There is a close epidemiological association between obesity and elevated blood pressure for all age groups, although not every obese individual becomes hypertensive. In populations without age-related increases in body weight, an elevation of blood pressure with age is not seen. Mechanisms included in the development of hypertension in obesity are hyperinsulinemia, insulin induced sodium retention and increased sympathetic tone. Overnutrition with over intake of sodium and lack of physical exercise contribute to the metabolic syndrome of obesity. Thus, weight reduction by decreased energy uptake and increased physical exercise is recommended in the treatment of hypertension in obese patients. The resulting fall in insulin levels may lead to decreased sodium absorption in the kidney. Although treatment of obesity by weight loss decreases blood pressure substantially, a minority of patients do not respond to the weight loss. Blood pressure generally decreases before normal weight is achieved.
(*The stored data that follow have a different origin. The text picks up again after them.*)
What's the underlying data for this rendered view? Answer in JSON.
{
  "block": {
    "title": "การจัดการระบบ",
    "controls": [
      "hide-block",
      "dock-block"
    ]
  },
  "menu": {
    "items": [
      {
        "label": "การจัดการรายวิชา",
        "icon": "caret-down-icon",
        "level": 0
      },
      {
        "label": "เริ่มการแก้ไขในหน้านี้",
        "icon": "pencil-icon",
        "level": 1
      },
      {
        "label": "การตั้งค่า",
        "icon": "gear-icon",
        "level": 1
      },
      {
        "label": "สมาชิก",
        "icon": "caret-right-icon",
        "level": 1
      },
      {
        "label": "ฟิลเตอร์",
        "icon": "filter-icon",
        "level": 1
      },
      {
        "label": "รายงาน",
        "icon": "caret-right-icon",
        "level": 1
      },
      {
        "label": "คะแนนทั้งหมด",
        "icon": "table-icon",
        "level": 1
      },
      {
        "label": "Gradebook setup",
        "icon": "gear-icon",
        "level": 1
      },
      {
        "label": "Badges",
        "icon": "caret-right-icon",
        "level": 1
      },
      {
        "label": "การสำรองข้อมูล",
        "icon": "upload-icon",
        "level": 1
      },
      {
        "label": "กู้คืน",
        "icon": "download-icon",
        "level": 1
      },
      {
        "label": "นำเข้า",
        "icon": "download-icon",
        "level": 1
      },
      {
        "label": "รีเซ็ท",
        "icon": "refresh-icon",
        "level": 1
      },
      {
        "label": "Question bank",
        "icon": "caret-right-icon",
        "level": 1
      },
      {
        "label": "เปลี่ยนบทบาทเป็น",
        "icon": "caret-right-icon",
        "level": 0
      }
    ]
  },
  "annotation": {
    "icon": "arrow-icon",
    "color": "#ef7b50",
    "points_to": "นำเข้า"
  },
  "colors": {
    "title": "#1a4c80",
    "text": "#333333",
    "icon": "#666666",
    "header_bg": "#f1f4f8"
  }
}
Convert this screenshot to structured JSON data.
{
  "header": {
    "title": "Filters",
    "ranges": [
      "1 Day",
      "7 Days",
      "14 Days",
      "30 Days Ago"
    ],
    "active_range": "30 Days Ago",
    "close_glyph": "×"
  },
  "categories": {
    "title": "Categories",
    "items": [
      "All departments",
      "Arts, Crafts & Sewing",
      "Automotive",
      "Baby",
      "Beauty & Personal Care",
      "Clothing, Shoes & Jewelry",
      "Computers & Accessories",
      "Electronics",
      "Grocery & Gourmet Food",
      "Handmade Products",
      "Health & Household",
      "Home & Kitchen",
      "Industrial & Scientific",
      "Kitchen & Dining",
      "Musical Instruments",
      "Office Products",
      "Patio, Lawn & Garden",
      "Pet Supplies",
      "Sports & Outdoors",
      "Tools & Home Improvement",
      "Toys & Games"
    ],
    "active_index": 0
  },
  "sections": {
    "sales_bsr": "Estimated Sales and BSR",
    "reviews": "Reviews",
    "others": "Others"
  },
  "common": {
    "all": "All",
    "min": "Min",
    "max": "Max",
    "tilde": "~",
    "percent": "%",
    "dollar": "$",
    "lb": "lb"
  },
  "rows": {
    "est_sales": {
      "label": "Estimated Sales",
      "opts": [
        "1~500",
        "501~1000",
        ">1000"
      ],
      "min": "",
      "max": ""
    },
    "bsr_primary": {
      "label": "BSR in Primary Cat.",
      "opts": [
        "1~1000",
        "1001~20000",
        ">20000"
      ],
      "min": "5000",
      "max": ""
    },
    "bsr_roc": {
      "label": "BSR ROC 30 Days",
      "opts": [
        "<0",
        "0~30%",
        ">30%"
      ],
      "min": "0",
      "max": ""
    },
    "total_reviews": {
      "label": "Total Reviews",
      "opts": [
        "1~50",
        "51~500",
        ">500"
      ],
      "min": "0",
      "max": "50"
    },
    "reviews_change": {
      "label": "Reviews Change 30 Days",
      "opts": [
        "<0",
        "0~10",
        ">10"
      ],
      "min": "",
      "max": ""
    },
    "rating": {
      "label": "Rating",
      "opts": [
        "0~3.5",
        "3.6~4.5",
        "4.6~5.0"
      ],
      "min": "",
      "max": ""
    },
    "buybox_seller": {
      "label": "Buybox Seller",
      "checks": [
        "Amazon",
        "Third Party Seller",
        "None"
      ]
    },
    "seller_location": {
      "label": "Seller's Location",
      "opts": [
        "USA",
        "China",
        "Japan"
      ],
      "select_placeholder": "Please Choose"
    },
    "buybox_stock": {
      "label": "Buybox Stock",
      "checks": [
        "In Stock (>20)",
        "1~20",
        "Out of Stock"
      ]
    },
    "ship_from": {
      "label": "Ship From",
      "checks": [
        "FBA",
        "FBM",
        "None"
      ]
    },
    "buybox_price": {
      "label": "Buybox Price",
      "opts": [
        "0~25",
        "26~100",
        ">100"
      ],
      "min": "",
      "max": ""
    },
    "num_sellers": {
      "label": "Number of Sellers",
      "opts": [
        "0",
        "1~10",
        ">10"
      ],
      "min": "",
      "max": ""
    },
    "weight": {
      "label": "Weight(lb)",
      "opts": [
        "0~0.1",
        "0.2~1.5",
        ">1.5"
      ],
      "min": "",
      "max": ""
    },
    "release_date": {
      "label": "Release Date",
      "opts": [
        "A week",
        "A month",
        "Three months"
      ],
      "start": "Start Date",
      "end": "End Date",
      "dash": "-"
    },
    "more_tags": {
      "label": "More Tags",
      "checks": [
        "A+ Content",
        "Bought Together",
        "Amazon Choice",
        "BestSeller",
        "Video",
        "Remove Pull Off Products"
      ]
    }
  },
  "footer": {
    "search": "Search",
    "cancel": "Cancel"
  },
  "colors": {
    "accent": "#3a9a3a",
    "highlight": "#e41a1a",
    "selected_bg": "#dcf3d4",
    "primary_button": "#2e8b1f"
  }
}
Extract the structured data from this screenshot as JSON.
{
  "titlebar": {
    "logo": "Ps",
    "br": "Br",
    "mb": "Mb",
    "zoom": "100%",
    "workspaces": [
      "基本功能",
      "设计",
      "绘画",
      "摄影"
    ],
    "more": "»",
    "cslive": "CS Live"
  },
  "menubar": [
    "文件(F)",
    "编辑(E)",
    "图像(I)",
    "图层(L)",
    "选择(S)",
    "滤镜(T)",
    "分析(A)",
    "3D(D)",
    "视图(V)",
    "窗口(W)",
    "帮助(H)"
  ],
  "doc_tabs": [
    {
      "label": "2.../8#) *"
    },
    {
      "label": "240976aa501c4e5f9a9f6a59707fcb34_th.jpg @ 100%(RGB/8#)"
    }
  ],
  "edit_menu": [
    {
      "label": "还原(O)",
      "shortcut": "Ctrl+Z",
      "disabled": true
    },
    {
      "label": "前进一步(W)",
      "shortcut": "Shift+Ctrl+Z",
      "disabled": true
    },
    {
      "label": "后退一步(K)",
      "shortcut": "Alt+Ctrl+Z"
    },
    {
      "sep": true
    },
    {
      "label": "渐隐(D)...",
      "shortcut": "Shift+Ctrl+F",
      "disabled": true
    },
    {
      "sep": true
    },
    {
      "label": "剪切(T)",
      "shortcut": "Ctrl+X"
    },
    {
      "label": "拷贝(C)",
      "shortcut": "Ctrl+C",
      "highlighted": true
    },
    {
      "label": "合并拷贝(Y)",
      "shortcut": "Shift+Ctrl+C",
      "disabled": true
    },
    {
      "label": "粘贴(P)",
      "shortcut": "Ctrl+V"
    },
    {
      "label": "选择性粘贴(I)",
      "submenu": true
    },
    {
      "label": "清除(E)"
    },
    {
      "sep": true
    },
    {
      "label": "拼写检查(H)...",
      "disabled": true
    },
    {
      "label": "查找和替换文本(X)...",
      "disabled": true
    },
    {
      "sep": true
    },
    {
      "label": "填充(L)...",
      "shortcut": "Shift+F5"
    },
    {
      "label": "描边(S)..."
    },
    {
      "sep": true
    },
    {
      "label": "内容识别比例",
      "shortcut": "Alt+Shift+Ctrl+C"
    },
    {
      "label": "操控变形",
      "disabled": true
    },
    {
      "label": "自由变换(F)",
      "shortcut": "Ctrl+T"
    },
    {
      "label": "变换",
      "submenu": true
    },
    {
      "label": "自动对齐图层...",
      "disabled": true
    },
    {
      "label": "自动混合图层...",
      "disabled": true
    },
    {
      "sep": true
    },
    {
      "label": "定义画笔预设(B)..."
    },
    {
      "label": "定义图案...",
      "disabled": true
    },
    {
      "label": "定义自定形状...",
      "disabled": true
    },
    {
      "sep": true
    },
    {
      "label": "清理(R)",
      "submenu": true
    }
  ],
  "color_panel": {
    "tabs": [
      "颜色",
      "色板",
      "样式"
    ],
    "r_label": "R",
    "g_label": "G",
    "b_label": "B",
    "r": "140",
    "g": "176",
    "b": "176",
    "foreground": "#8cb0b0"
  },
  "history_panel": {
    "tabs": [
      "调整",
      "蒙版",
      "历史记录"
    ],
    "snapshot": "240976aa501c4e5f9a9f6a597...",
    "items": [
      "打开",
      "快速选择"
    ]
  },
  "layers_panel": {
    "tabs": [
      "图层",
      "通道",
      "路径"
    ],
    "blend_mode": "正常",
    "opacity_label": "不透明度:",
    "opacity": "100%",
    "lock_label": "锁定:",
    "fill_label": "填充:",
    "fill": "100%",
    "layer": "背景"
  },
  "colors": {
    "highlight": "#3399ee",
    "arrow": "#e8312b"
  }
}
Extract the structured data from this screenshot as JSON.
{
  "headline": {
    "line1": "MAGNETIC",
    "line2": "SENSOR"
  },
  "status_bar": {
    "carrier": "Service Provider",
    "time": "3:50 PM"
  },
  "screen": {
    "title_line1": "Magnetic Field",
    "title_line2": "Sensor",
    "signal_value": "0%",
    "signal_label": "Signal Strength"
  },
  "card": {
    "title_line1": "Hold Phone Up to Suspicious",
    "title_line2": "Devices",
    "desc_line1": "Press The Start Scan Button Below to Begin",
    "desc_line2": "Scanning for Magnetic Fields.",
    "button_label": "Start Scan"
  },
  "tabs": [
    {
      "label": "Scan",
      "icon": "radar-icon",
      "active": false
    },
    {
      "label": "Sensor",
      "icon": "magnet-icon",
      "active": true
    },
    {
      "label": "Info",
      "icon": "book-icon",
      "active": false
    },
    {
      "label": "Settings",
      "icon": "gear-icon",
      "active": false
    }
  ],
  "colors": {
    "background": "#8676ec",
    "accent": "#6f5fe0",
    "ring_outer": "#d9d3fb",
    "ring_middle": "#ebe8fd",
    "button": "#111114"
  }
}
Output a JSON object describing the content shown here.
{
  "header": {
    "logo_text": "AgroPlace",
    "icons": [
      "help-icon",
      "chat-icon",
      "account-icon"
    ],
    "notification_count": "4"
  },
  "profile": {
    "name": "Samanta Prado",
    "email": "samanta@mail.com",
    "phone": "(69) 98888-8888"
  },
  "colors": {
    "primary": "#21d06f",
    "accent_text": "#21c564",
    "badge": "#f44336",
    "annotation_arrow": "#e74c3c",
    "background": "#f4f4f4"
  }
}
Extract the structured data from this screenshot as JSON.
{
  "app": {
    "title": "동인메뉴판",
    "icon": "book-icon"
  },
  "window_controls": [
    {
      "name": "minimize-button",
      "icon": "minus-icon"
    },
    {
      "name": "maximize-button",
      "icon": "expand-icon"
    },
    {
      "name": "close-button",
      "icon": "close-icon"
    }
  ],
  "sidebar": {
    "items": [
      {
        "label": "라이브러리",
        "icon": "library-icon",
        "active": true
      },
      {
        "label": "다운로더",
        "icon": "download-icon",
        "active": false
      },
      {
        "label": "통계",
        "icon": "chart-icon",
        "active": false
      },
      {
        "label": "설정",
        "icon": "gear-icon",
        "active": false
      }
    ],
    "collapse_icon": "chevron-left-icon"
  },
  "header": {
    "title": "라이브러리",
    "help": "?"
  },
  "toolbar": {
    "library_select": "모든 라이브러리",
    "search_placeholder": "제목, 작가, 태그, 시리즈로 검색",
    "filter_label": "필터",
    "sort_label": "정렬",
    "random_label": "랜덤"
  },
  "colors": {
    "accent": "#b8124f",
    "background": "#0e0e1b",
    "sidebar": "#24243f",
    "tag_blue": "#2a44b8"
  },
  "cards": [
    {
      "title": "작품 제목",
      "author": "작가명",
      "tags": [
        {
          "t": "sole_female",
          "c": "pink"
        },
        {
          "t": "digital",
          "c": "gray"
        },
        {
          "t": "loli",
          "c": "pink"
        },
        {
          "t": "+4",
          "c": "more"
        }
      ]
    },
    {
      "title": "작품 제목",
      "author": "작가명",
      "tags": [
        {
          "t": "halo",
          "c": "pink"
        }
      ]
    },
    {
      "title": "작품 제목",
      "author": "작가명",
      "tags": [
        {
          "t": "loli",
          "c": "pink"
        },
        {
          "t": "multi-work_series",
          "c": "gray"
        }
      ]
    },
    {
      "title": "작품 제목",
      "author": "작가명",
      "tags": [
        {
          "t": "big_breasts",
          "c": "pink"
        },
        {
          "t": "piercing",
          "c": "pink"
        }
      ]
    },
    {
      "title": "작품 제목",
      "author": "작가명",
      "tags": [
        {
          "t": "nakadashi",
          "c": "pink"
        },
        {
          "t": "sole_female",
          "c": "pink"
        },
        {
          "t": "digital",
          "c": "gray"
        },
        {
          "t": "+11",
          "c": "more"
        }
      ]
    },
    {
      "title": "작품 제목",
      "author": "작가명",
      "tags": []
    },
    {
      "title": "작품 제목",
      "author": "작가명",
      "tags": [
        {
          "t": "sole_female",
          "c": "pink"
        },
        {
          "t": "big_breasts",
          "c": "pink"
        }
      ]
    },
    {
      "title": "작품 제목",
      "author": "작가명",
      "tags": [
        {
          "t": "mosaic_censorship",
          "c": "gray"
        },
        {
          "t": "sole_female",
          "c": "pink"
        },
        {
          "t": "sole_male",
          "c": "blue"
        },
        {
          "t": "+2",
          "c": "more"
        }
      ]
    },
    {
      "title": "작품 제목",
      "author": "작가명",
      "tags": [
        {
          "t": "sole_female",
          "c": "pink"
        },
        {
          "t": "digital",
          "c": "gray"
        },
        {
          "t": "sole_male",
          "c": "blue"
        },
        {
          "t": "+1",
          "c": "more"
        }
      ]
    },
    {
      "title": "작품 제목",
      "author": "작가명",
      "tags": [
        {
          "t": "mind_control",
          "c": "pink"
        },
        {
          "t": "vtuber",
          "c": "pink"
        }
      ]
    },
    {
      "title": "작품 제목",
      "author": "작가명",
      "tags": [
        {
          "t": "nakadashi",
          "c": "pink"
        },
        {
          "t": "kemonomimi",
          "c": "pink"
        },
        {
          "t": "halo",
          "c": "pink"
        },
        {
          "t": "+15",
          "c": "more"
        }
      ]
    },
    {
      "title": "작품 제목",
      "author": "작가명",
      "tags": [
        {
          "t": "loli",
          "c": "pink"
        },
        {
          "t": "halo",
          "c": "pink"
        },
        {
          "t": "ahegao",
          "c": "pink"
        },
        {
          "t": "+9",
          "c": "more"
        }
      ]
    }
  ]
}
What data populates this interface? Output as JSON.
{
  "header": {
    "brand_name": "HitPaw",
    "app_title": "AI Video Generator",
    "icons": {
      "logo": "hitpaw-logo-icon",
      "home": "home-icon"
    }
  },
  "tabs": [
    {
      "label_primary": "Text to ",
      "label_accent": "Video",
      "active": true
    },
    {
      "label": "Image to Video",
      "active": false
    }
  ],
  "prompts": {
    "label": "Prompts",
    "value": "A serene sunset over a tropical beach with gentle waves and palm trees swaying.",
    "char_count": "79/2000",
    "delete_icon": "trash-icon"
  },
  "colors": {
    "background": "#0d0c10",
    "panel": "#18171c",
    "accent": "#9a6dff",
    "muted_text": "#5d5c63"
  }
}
Salt intake reduction does not appear to explain why weight reduction lowers blood pressure. Reduced levels of plasma renin activity, serum aldosterone levels, catecholamine levels and serum insulin levels may be involved in the blood pressure lowering associated with weight loss. Since the risk of cardiovascular disease in the hypertensive patient is not only determined by the blood pressure, an overall treatment which aims at reduction of other risk factors such as glucose intolerance and hyperlipoproteinemia is advocated. Thus, in any obese hypertensive patient normalization of excess body weight and increased physical activity appears to be the first and most important step of any rational therapeutic strategy.